– Для Эрика власть – инструмент для достижения целей.
– Для меня – тоже, – с усмешкой отозвался Кеннеди. – Но я готов за неё побороться – потому что не уверен, что кто-то другой сможет достигнуть той же цели так же хорошо, как и я. И думаю, что не ошибусь, если предположу, что и вы откажетесь, если вам сейчас предложат взвалить работу по интеграции мутантов в людское общество на чужие плечи.
Чарльз развёл руками, понимая, что спорить не приходится.
– А если уж пытаешься оторвать целый кусок от страны, в которой живёшь, то намерения у тебя должны быть достаточно серьёзными, чтобы не доверять столь важное дело другим.
– Сомневаюсь, что Эрик считает себя гражданином Америки. Он космополит, судя по всему. Но оцените, он решил оторвать северо-западный, самый безлюдный угол на нашей карте.
– Не считая штатов Вашингтон и Орегон.
– Им просто не повезло находиться в окружении менее населённых.
Кеннеди хмыкнул.
– Наши подводники обшаривают береговую полосу в районе Сиэтла, – сообщил он. – Но вашего склада радиоактивных отходов до сих пор не нашли.
– У меня есть знакомый мутант, умеющий чувствовать металл на расстоянии, – поколебавшись, признался Чарльз. – Правда, мы не проверяли, насколько далеко простирается его способность. В любом случае, этот мутант несовершеннолетний, так что даже будь у меня возможность сейчас с ним связаться, я не стал бы его привлекать, не получив стопроцентной гарантии его безопасности.
– А сколько ему лет, этому вашему мутанту?
– Тринадцать.
– Тринадцать… – Кеннеди помолчал. – Мне было тринадцать, когда впервые проявился мой дар. И чего я только не передумал, когда мебель вокруг меня сама собой начинала ходить ходуном, а оконные стёкла трескаться, а иногда даже лопаться! Додумался даже до того, что в меня вселился бес, и я одержим.
– Мне было девять, когда я услышал голоса в своей голове, – медленно произнёс Чарльз. Слова Кеннеди что-то подтолкнули в его памяти, и новый кусочек мозаики встал на место. – Прошло довольно много времени, прежде чем я понял, что эти голоса – порождение не моей головы, а чужих. Так что… очень хорошо вас понимаю.

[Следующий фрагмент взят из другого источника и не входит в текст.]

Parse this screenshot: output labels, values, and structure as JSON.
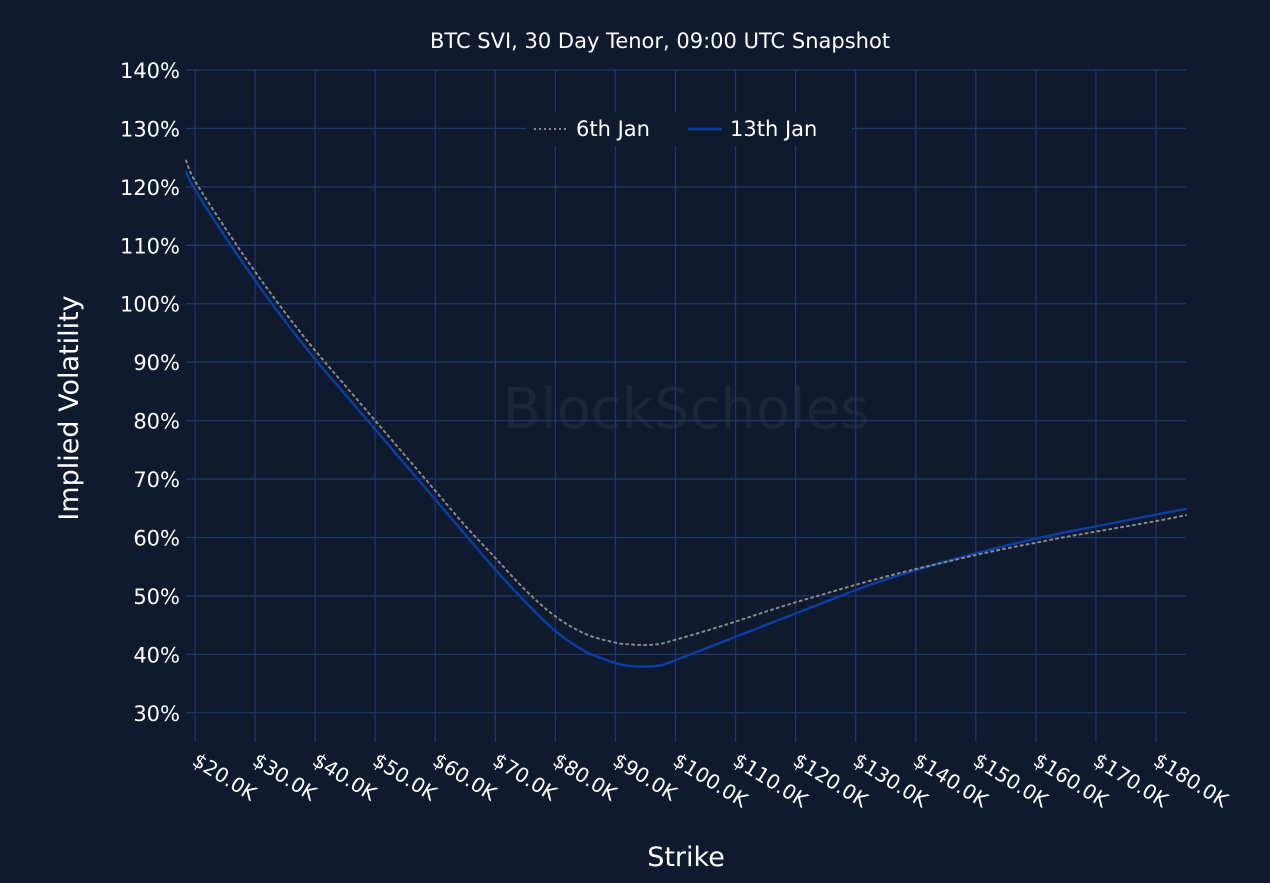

– Да, наш дар – далеко не всегда благо, верно? Что бы там ни думали глупцы вроде Крида, орущие, будто мы хотим их всех поработить, этот дар у нас многое отнимает, но практически ничего не даёт. Ни ума, ни здоровья… ничего. Мне он едва не стоил возможности вести нормальную жизнь. Меня как раз в то время отдали в католическую школу, но большую часть учебного года я провёл в больничной палате, пока не научился контролировать свои способности. К счастью, моя изоляция не вызвала подозрений – я и раньше много болел… Один-единственный раз, когда я смог воспользоваться телекинезом во благо, случился во время войны, когда тот эсминец протаранил наш катер, – Кеннеди тронул галстук, и Чарльз только теперь обратил внимание, что булавка на нём выполнена в виде торпедного катера. – Тогда я смог спасти себя и своих товарищей. Один-единственный раз за всю жизнь.
Он снова смолк, искоса поглядывая на Чарльза.
– Вы ведь поняли, что я солгал, когда сказал, что других мутантов, кроме меня, в нашей семье не было?
– Понял, – кивнул Чарльз.
– У нас ведь была ещё одна сестра, Розмари… Собственно, она и сейчас есть… Но в каком-то смысле уже нет. Она могла управлять электричеством – не настолько, к счастью, чтобы пускать молнии из рук, но электроприборы и лампочки вокруг неё постоянно сгорали. Хотя «управлять» тут не самое подходящее слово, она так и не научилась контролировать свой дар. Она и собой-то управляла с изрядным трудом.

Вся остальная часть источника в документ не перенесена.